Su renuncia en 2014, coherente con sus principios frente a la estrategia de «La Salida», no fue una retirada, sino una lección de integridad. Un capitán que no abandona el barco, sino que cede el timón cuando la brújula del colectivo cambia de norte.
Pero, más allá del político, está el hombre cuya vida es un territorio de afectos sólidos. Casado desde 1974 con Amalia Coll, padre de Valeria, Guillermo Tell y Luisa Jacinta; y abuelo que ve en los ojos de Clara Sofía y Eloy la Venezuela que todavía es posible. habla de su familia con la misma serenidad con la que analiza la política. Hoy Ramón Guillermo sigue siendo el profesor que fundó cátedras y el escritor que ha parido más de treinta libros. Su pluma, que se estrenó en las páginas de El Impulso y La Esfera en 1966, ha dejado miles de artículos que son la bitácora de un país en busca de su destino, ha conocido a líderes mundiales y a cuatro papas, pero cuando se le pregunta por la persona que más lo impresionó, responde sin dudar: la Madre Teresa de Calcuta. Tal vez porque en ella vio encarnado aquello que siempre defendió: servir sin hacer ruido.
Ramón Guillermo Aveledo representa una forma de hacer política que hoy parece contracultural. La del diálogo frente al grito, la del argumento frente a la consigna, la del tiempo largo frente a la urgencia destructiva. Su legado no es solo institucional o intelectual; es, sobre todo, una lección de carácter.

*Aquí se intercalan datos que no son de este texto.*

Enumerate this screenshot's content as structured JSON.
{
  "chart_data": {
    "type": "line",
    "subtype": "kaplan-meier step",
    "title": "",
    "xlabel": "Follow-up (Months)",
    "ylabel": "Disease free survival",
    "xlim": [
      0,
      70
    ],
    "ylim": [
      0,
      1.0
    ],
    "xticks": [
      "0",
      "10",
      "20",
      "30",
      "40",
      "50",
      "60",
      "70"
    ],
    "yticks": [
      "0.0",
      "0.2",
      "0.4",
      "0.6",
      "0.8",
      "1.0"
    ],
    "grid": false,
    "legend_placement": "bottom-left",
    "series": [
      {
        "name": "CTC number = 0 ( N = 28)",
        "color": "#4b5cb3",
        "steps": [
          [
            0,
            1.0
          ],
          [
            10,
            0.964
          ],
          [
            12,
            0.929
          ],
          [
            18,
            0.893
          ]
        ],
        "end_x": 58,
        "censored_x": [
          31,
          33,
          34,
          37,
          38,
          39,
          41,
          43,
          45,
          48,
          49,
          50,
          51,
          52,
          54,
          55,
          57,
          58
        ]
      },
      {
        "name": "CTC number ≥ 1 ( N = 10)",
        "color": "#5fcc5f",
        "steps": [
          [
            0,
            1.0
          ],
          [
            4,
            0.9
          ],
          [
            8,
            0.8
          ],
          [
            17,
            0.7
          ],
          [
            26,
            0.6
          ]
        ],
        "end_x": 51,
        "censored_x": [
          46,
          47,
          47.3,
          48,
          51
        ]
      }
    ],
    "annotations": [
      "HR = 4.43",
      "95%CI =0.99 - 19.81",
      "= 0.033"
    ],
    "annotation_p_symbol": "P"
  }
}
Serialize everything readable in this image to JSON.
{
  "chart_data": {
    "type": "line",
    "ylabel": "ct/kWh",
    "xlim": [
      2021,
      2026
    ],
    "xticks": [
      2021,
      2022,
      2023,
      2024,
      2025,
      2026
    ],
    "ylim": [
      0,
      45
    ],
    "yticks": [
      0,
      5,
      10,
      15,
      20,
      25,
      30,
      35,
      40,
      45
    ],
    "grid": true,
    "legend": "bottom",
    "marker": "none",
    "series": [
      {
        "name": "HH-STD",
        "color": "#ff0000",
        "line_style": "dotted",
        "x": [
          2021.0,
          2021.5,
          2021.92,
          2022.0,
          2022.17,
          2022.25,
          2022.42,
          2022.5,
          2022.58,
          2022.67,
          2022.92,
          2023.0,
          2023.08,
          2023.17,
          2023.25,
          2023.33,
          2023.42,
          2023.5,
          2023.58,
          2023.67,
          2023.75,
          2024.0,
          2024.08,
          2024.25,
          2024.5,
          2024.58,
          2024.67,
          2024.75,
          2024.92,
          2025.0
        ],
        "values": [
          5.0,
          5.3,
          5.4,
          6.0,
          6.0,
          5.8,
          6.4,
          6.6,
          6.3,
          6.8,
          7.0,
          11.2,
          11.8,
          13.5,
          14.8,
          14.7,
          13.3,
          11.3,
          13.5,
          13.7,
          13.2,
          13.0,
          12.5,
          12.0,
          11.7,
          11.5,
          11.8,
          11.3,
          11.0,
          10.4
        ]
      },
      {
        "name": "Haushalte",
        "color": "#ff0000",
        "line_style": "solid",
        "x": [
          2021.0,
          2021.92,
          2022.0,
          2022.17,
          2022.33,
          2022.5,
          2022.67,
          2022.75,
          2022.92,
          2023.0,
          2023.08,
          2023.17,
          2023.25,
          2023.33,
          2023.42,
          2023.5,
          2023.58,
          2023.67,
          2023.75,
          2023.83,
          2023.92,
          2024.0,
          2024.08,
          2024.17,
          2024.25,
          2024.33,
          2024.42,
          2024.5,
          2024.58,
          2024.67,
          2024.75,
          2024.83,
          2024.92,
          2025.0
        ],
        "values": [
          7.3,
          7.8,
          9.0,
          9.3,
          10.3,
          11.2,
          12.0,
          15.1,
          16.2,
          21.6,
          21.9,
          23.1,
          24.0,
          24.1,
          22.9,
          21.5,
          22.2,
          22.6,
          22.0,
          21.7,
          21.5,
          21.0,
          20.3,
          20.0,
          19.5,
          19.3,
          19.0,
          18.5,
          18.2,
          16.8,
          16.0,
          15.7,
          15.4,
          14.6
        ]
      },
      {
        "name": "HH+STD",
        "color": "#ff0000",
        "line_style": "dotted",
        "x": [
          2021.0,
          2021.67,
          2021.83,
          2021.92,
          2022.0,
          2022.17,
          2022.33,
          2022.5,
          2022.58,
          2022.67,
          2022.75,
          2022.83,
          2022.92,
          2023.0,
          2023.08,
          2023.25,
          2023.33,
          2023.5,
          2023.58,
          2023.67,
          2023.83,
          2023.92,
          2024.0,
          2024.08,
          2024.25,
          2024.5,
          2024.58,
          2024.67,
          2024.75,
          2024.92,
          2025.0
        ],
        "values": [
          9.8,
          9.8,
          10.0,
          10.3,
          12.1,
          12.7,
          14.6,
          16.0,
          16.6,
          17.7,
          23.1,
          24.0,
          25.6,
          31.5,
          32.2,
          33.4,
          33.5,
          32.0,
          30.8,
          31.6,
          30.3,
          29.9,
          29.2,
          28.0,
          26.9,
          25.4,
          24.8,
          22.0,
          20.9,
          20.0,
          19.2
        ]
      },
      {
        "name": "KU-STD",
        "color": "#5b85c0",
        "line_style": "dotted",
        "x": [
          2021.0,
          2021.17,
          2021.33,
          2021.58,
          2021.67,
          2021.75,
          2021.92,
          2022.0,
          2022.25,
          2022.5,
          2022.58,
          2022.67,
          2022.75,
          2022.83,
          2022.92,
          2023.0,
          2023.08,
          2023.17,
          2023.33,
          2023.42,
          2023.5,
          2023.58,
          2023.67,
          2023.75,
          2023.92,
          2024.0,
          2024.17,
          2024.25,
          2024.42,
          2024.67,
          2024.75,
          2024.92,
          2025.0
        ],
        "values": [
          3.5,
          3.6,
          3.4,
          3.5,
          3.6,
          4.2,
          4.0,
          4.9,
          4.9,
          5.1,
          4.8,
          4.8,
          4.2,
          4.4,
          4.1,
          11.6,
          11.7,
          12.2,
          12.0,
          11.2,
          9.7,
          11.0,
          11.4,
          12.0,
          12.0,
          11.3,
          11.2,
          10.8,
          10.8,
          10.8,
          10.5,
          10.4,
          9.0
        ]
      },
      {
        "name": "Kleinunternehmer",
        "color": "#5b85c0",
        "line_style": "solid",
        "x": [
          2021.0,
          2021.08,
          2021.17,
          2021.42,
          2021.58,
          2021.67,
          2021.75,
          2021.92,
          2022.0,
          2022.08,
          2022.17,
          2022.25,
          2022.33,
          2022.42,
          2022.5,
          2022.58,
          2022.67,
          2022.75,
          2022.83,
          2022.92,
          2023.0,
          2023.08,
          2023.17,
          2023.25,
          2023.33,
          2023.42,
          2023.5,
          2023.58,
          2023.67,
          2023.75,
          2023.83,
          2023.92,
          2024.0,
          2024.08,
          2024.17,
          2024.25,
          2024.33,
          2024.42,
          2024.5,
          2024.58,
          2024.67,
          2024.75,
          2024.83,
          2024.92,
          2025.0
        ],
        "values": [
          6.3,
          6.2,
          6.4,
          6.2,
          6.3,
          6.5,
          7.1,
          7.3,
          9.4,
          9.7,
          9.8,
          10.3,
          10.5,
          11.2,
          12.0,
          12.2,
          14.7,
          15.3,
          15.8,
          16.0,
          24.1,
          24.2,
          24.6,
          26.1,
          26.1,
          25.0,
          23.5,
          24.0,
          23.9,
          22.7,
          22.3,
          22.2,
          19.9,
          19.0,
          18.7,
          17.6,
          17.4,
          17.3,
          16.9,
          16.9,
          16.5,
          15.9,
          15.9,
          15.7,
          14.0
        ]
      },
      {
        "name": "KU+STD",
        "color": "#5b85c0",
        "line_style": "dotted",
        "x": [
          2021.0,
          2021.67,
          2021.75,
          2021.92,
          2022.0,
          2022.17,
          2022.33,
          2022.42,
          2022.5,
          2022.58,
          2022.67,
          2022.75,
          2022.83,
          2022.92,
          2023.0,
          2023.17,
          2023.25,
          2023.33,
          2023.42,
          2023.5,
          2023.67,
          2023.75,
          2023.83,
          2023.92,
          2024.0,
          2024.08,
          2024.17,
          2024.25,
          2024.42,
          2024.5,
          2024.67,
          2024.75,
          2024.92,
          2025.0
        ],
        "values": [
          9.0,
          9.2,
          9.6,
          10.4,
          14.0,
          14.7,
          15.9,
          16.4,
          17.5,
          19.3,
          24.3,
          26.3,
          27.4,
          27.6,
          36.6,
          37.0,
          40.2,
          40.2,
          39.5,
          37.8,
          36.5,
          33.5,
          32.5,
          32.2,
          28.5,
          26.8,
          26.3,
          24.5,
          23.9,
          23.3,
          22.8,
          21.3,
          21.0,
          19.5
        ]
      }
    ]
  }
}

En un país cansado de extremos, su vida recuerda que la democracia también se construye con paciencia, coherencia y una profunda vocación de servicio.
Ramón Guillermo Aveledo es, en esencia, un hombre de puentes en una era de muros. Un barquisimetano universal que nos recuerda que la política, cuando se ejerce con decencia, es la más alta de las formas de la caridad.